Selene Cole and partner Alex Cole build a yurt.

Let me try a magic trick. Think of a Nova Scotia-based fair trade company.

Is it Just Us? As much as I’d like to admit to having psychic powers, it was more of a lucky guess than anything else, seeing as it’s the largest fair trade business in the province.

The Fair Trade Bazaar on May 12 and 13 (10am-6pm), though, is striving to highlight Nova Scotia’s lesser-known fair trade start-ups.

“The need for the bazaar stems from a collective need to have more opportunities to showcase fairly traded goods,” says organizer Selene Cole. The bazaar will be hard to miss: just look for the yurt in Victoria Park (South Park Street and Spring Garden Road). Cole’s Little Foot Yurt company makes, sells, rents and workshops these nomadic homes.

Like the other participating businesses, Cole imports her textiles from women’s co-operatives around the world. “It’s critically important to empower women economically, because they feed their family, they support their communities and they look after their health,” says Valerie Hearder, owner of African Threads, whose big sells are embroideries and beadwork.

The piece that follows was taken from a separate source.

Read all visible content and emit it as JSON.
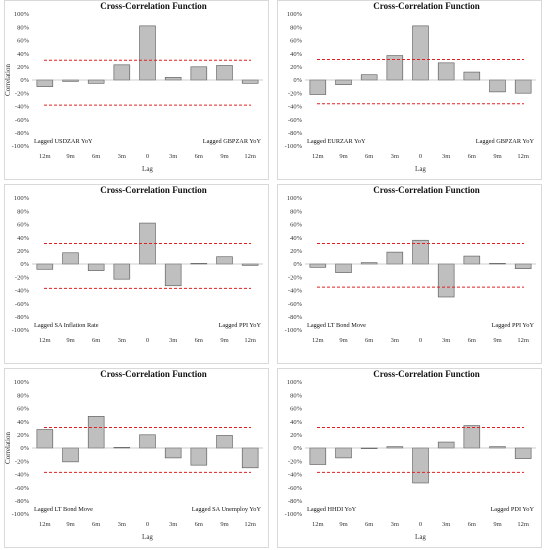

The bazaar falls on Mother’s Day weekend and World Fair Trade Day. Tammachat Natural Textiles co-owner and bazaar organizer Ellen Agger says: “it’s a great time to buy a Mother’s Day gift and to be able to learn something about the women who made it.” She likes to highlight the stories of the Thai and Lao women who fashion the accessories, home décor and clothing she sells.

“I know there’s such a focus right now on buying local,” says Cole, “but I think it’s also important to value what Nova Scotians are bringing culturally into the province and to support that.”

The bazaar will also feature Fibre Fixation and, yes, Just Us! will have a booth.